According to the Consumer Price Index (CPI), inflation rose slightly more than expected in the month of January. The CPI rose by 0.3% month-over-month — against an expected 0.2% — and 3.1% year-over-year — against an expected 2.9%. Right now, the Federal Reserve appears adamant about sticking to its goal of cooling the inflation rate to 2%, expected to hold interest rates higher for longer until mid-2024.

Wolfe Research Chief Economist Stephanie Roth and Sahm Consulting Founder Claudia Sahm sit down with Yahoo Finance to discuss January's CPI print and what it means for the Fed's inflation goals.

"The Fed will respond to reality, right, so they will take on board if the disinflation comes faster than they think," Sahm, a former Federal Reserve Board economist, says. "They also said, we're not going to wait until 2% to do our first cut. So they're going to have to get going at some point this year, but it is really all about the inflation data. At least that's what the Fed has put emphasis on."

Click here to watch the full interview on the Yahoo Finance YouTube page page or you can watch this full episode of Yahoo Finance Live here.

Editor's note: This article was written by Luke Carberry Mogan.

Video Transcript

BRAD SMITH: You think about this data-dependent Fed and at what point they would need to see a significant shift or at least a long enough trend, perhaps, in order to shift their own pathway, as well.
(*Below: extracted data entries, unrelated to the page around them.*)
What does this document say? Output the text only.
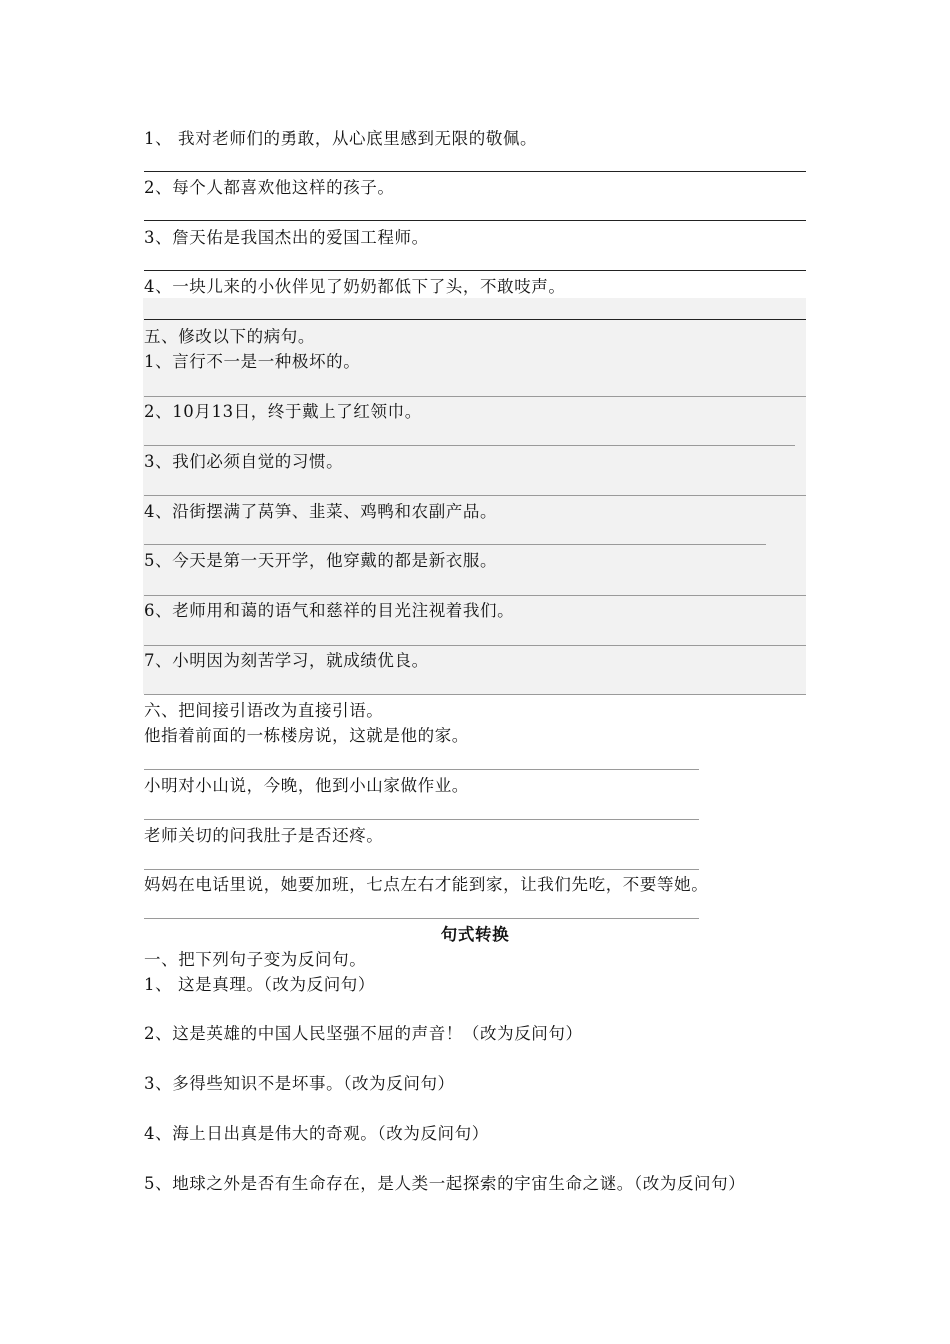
1、 我对老师们的勇敢，从心底里感到无限的敬佩。
2、每个人都喜欢他这样的孩子。
3、詹天佑是我国杰出的爱国工程师。
4、一块儿来的小伙伴见了奶奶都低下了头，不敢吱声。
五、修改以下的病句。
1、言行不一是一种极坏的。
2、10月13日，终于戴上了红领巾。
3、我们必须自觉的习惯。
4、沿街摆满了莴笋、韭菜、鸡鸭和农副产品。
5、今天是第一天开学，他穿戴的都是新衣服。
6、老师用和蔼的语气和慈祥的目光注视着我们。
7、小明因为刻苦学习，就成绩优良。
六、把间接引语改为直接引语。
他指着前面的一栋楼房说，这就是他的家。
小明对小山说，今晚，他到小山家做作业。
老师关切的问我肚子是否还疼。
妈妈在电话里说，她要加班，七点左右才能到家，让我们先吃，不要等她。
句式转换
一、把下列句子变为反问句。
1、 这是真理。（改为反问句）
2、这是英雄的中国人民坚强不屈的声音！（改为反问句）
3、多得些知识不是坏事。（改为反问句）
4、海上日出真是伟大的奇观。（改为反问句）
5、地球之外是否有生命存在，是人类一起探索的宇宙生命之谜。（改为反问句）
What would you be watching for? And what does this data do for that broader trend?

STEPHANIE ROTH: Well, I think it's important to note that January print has had seasonality issues, so it is possible that we'll see a notable deceleration in February and March month. That's actually what we were calling for. We are expecting the seasonality to add about a tenth to the print, and it seems like that might be the case.
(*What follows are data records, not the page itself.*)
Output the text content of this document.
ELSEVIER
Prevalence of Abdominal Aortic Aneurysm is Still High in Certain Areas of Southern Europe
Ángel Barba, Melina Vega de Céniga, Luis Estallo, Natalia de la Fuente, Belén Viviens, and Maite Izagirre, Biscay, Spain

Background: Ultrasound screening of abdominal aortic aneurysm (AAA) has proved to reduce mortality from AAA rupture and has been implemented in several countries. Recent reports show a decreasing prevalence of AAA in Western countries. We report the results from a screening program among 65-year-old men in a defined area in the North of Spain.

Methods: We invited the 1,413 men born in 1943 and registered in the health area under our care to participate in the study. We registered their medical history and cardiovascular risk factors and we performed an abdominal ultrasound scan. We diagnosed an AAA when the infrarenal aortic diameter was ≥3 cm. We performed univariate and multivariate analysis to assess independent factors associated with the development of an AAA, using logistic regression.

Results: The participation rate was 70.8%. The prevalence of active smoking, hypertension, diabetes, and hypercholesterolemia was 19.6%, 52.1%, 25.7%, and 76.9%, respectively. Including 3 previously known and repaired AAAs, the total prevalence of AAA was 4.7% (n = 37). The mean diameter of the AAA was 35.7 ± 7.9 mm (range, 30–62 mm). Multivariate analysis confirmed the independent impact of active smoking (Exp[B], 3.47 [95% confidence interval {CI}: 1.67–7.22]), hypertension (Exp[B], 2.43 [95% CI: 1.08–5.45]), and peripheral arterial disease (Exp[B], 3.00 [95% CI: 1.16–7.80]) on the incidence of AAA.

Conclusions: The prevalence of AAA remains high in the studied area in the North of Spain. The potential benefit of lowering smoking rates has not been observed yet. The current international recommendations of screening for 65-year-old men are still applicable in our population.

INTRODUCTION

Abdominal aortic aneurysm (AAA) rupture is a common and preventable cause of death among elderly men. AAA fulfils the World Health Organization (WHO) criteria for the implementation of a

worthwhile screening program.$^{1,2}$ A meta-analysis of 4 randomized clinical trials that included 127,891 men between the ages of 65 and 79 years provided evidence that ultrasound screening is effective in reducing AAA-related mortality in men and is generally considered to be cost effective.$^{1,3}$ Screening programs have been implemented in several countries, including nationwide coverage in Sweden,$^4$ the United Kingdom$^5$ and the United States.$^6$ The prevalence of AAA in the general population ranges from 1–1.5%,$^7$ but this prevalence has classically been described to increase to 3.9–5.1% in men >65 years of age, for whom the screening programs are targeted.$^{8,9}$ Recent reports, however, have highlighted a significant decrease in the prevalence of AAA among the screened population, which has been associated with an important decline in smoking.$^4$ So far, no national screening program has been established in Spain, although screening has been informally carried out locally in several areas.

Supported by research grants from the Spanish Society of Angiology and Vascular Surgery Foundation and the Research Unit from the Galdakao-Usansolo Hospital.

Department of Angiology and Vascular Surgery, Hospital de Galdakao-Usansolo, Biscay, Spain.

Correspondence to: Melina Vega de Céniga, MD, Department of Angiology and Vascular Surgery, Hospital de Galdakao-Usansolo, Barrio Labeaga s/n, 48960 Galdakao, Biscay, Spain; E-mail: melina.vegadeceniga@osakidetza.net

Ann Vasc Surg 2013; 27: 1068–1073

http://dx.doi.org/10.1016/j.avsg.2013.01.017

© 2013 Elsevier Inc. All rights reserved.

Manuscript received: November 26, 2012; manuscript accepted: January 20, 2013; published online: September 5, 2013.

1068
Services in particular, you tend to get annual price increases that tend to go into effect in the month of January, and the seasonal just don't appear to be picking that up yet. We've seen this for the past couple of years, that January tends to be a bit hotter than what's the underlying trend. So our base case is certainly-- March is off the table, like Claudia said. Our base case is that they're going to be cutting in June. They want to see a little bit more data, they want to see the year-over-year CPI print come down closer to 2%, which will need another couple of months in order to get there.

RACHELLE AKUFFO: And, Claudia, I know that, obviously, the Fed hyper-focused on that 2% inflation data. But obviously, a lot of this, this is lagging data. So when you look at the strength of the labor market, when you combine that in, how much credence does that give to the cost to the economy of doing too much, versus too little right now?